BRILL CLIMATE ACTION GROUP : COMMITTED TO CHANGE

creating a biodiverse garden


A biodiverse garden is one that is overflowing with life. It has an abundance of different plant species and attracts many forms of wildlife. Water is a great magnet for wildlife and is the single easiest way to add wildlife value to a garden. Installing a pond, however tiny - a large pot, an inverted dustbin lid, a bird bath or even just a container of water - in your garden will help many creatures thrive, from birds and dragonflies to frogs and newts. We will explore this topic further in the coming months and provide you with easy ways of creating water features that will encourage wildlife into your garden. Until then, try one or more of this month’s Just One Thing ideas to make your garden more bio-diverse.

 
Two children with a hedgehog hole in a fence.

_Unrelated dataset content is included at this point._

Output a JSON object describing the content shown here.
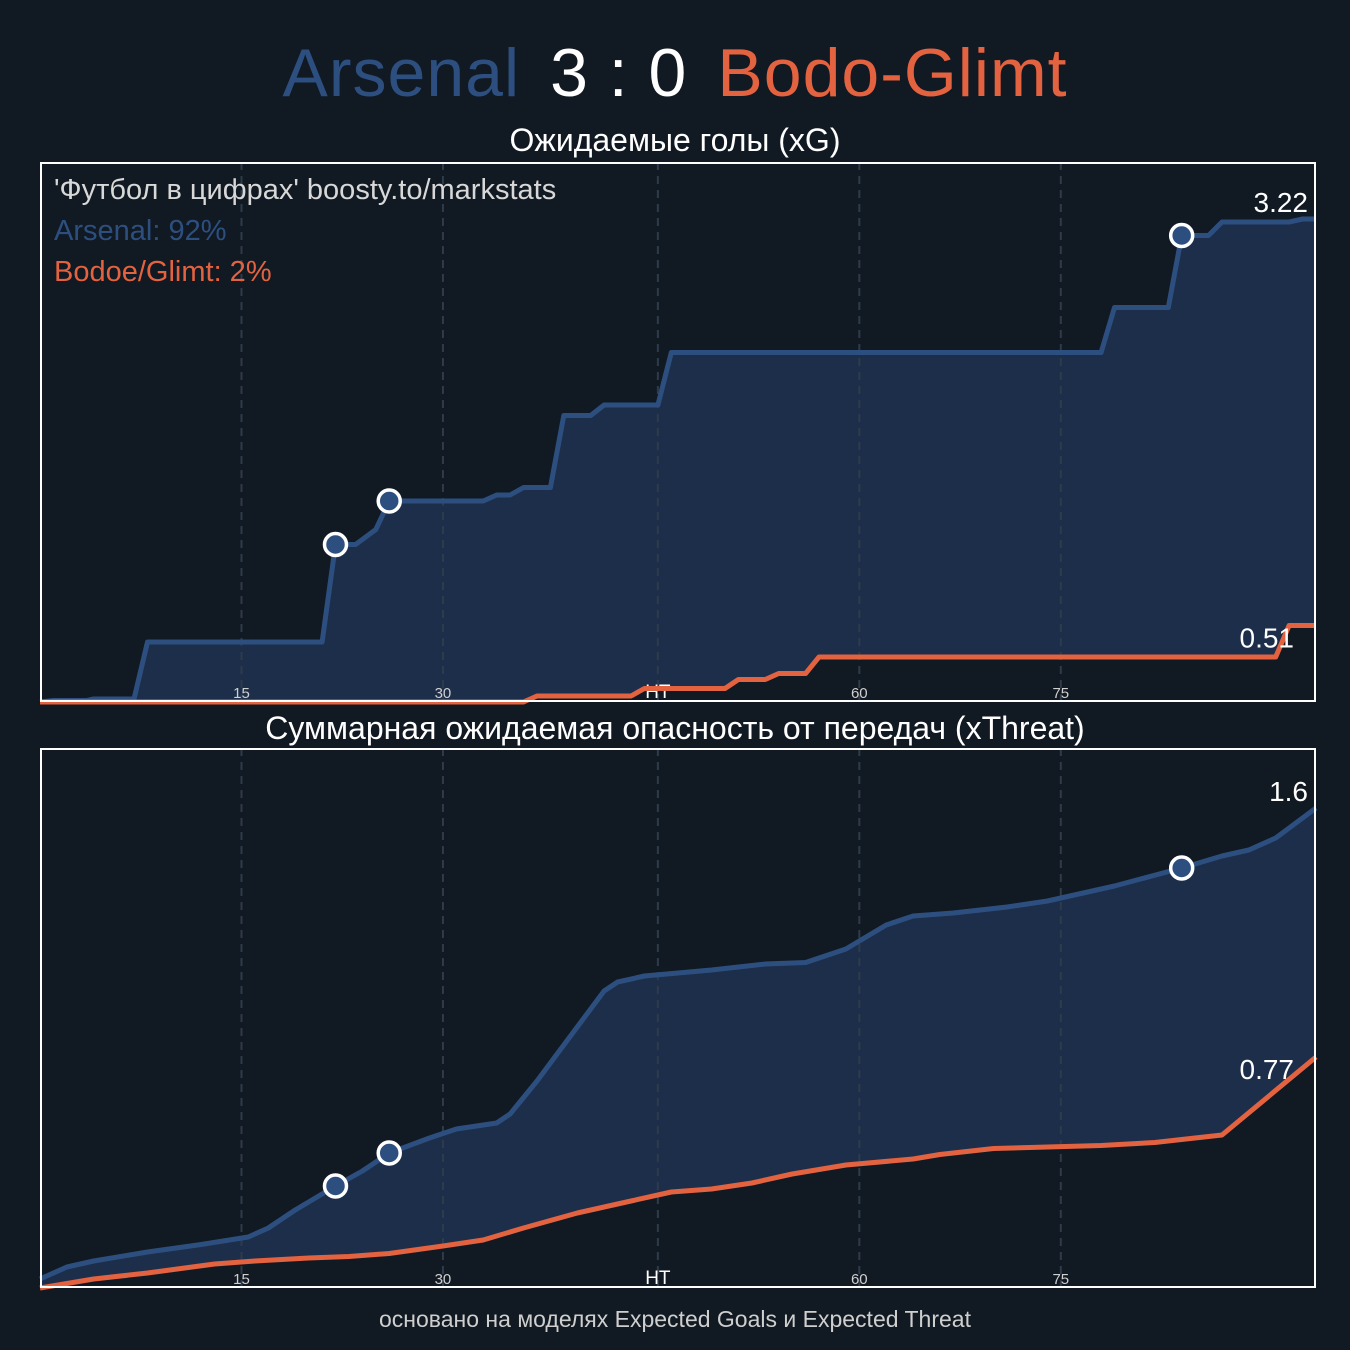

Making a hedgehog highway (photo from Hedgehog Street website)

Committed to Change: Try Just One Thing

1.Give up pesticides! They are so bad for bees!  If your lawn is treated by a lawn care company, ask for them to only use fertiliser. Weed killers and pesticides disrupt the navigation sensors in bees’ brains and this stops them passing on where to find food to the rest of the hive.

2. Grow fragrant rather than showy flowers. Most butterflies, moths and some insects will find their food plants by smell, not sight, and will travel from garden to garden to locate the correct species.

3. Start a compost heap. Composting is a great way of recycling nutrients and returning these nutrients to your garden soil. Use green garden waste, raw (not cooked) food waste and some brown garden matter (leaves, sawdust from animal bedding, or ripped up cardboard). Compost heaps and mounds of grass clippings also provide an ideal habitat for slow worms.

4. Make a log pile in a shady corner of your garden (somewhere where the wood won’t dry out). Rotting wood is the perfect habitat for many insects and fungi. Try burying a log vertically and leaving it to rot. With a bit of luck, you may create the perfect home for a stag beetle. 

5. Leave an area of the lawn to grow long. Try No Mow May! Long grass is not only food for some butterfly caterpillars but cover for insects and shelter for small mammals such as wood mice, voles and shrews.

6. Make a Hedgehog Highway. A small CD-sized hole in your fence will allow hedgehogs to travel between gardens. Hedgehogs travel long distances every night on their hunt for food so joining your garden with your neighbours will encourage hedgehogs to visit yours. Best of all, hedgehogs are great for gobbling up slugs.

7. Lay a piece of corrugated iron down flat somewhere shady to provide cover for animals such as newts, toads, lizards and snakes.

8. Add bird feeders and nest boxes. Try and provide a range of bird food and feeding stations to encourage different species of birds. Don’t forget that birds like blackbirds, sparrows and thrushes prefer a bird table rather than a feeder.